Gritar faz parte, eu é que sou muito confusa, medrosa, sem experiência e não sei como funciona tudo.
Ele me explicou isto 3 vezes, já deveria saber que é assim a forma correta e deveria me considerar sortuda. Tinha um homem ao meu lado que iria me proteger de todos os males do mundo.
Errei mais vezes, não podia. Estávamos prestes a morar juntos.

Era uma bênção poder contar com quem sabe de tudo e os meus sonhos meti de lado ou lá no fundo.
Tinha prioridades, pensava no plural e deveria ser assim, pelo nosso bem e pelo nosso futuro.
Não havia motivos para brigas, não havia traições, eu não percebia nada quando fazia algo errado e ele simulava um murro.

O medo de falar algo sem sentido era enorme, nada mais fazia sentido e eu tinha me encolhido.
 De uma gigante a uma minhoca.
Não me reconhecia, parecia forte, mas era farsa. Não sabia onde ia, ligava sempre para ele saber dos meus passos...Faz parte do nosso pacto: Ficar juntos até que a morte nos separe!
Dependia do sim dele, mas acreditava que de abusivo isto não tinha nada...Estávamos a preparar para o nosso futuro, em tudo deve haver cedências...Bom, pelo menos da minha parte.

Ele empurrou-me mas está tudo bem.
Deu-me uma bofetada e eu não contei a ninguém.
Persigui-me na rua e eu disse que ia voltar, afinal era o meu destino.
Ele protestou bem alto, mudei a roupa e deixei de acreditar em mim. Vivi anos e na altura sentia que nada na vida tinha aprendido. Nada valia.

Ele isolou-me, fiz-me de despercebida e acreditei que as minhas amigas já não existiam e muito menos para alguma coisa valiam.
Tomei decisões tendo em conta o que achava o senhor da razão. Me encolhi e ninguém percebia os meus motivos.
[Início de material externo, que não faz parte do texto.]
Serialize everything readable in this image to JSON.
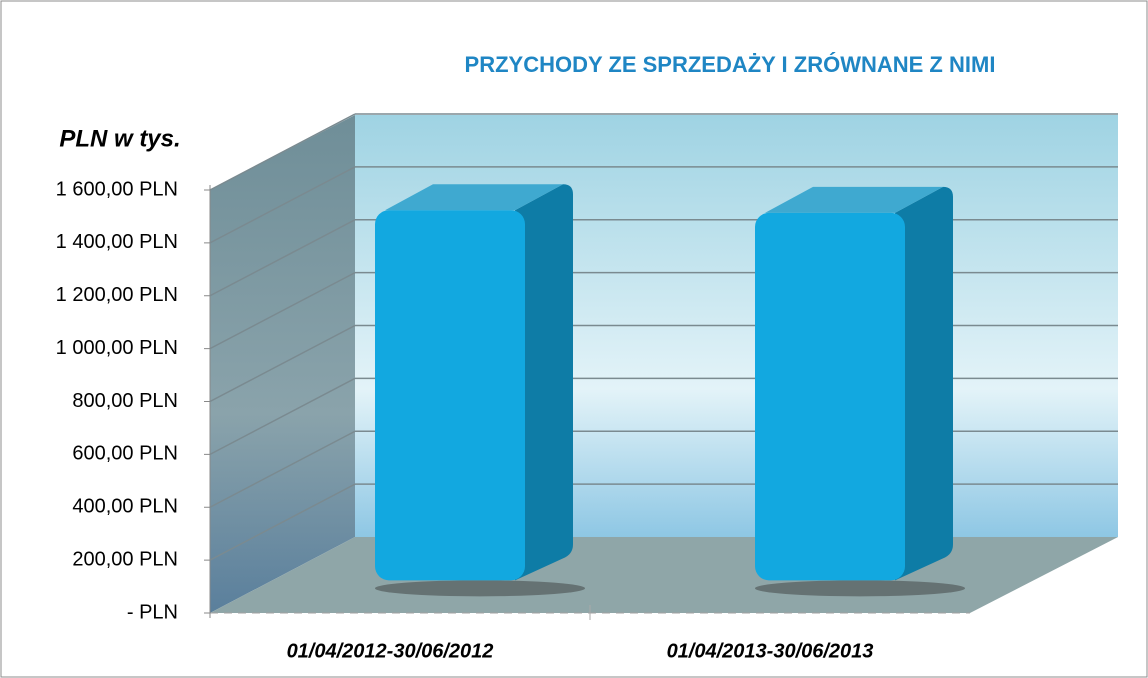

Eu me perdi e ninguém notava que queria fugir.

Perdi todo o sentido, a minha criação que eu considerava divina tinha caído por terra.
Vivia e não vivia, era quase que invisível. Perdia e não perdia, nada nas minhas mãos fazia sentido.

As coisas melhoraram...Prometo!

Casamos.

30 minutos de sorrisos e o resto do dia ficava marcado na minha pele.
30 dias de casados pareciam 30 anos a sofrer.
Ninguém acreditava em mim, aparentemente ele era perfeito.
 Reclamavam que eu tinha que explorar e afinar este diamante bruto e sem jeito.
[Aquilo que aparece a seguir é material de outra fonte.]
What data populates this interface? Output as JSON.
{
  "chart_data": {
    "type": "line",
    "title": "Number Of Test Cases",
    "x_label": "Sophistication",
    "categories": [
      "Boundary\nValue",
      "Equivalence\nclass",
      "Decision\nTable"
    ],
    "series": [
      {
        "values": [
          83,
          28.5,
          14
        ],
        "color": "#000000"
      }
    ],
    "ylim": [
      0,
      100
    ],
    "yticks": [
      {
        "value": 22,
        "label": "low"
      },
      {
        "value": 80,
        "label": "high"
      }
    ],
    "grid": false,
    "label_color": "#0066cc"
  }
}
Rapazes serão sempre rapazes...
Teve muito do que quis, a falha foi dos pais e eu estava lá para corrigir.

Rapazes serão sempre rapazes e eu assim o quis, só que ao murro no meu ventre o meu rapaz não resistiu. Tinha 5 meses de vida e já percebia o inferno que o esperava cá fora. Não resistiu porque não quis. E eu não me apercebi que desde o início isto estava errado e não valia a pena insistir.
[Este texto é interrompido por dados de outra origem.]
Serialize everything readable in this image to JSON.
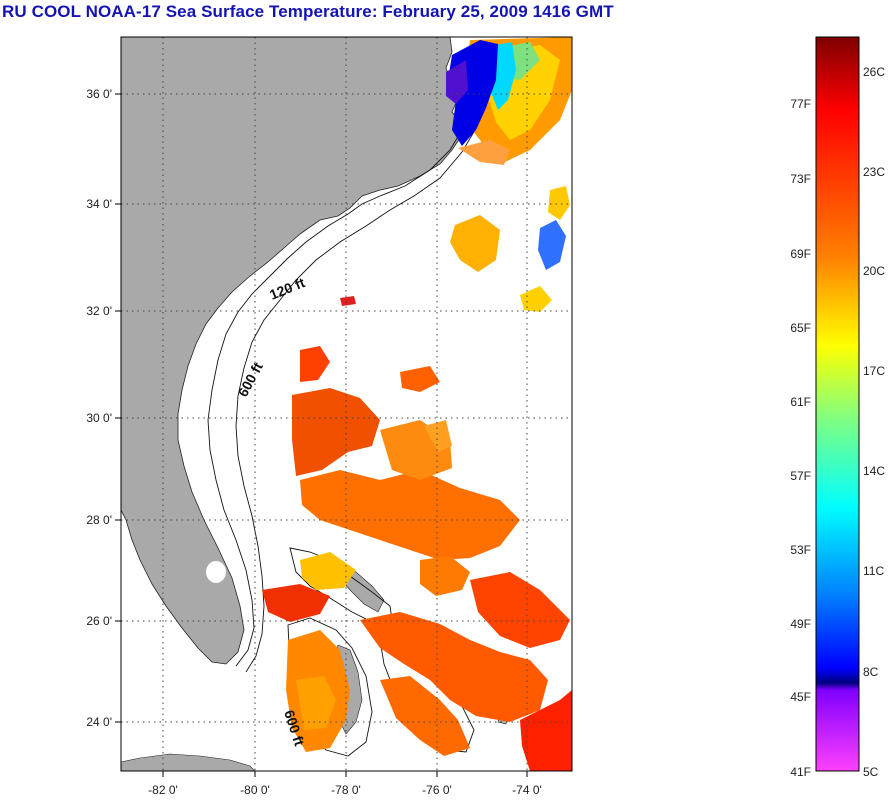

Eu não me apercebi que os empurrões não eram normais, mas o meu Eu do passado sempre soube que não. Eu não me apercebi que as bofetadas não eram normais, mas a minha alma sempre soube que me estava a ferir cada vez que aceitava este mal para mim.

Recebi ameaças, recebi ultimatos.

Vi a minha vida a voar quase que por um triz. Fugir não era fácil mas fazia todo o santo sentido. Ficar não era mais opção para quem amava a vida. Quis viver e contar que durante muito tempo tive de sobreviver sorrindo.

Me espancaram e sorri.
Eu perdi mas tive que avançar.
Eu me perdi e tive de me encontrar.
Eu estava só e tive que levantar.
Escolhi a vida e tive que por ela lutar.



Navváb A. Danso






IMPORTANTE:

Este texto foi criado por mim com o objectivo de consciencializar os meus leitores com base em alguma exposição directa e que pode ser considerada insensível.
Se de alguma forma te identificaste com este texto e reconheceste a atitude do teu (ou da tua) parceiro (a), gostaria de te informar que não estás só! Existem pessoas que trabalham todos os dias para te acolher e ajudar, existem amigos que precisam saber e existe uma coragem que precisas ter. Não te acanhes, violência verbal é o primeiro passo para a física, uma vez que a física já é praticada, estás a poucos passos de perder a tua vida. Por favor, procura ajuda. Existem pessoas neste mundo que te amam, existem pessoas neste mundo que te querem bem, existem pessoas neste mundo que precisam de ti. Deixa as pessoas certas cuidarem de ti! Contacta a APAV e em caso de emergência, liga sem pensar duas vezes para a polícia (NÚMEROS DE EMERGÊNCIA: Portugal - 112; Cabo Verde - 135).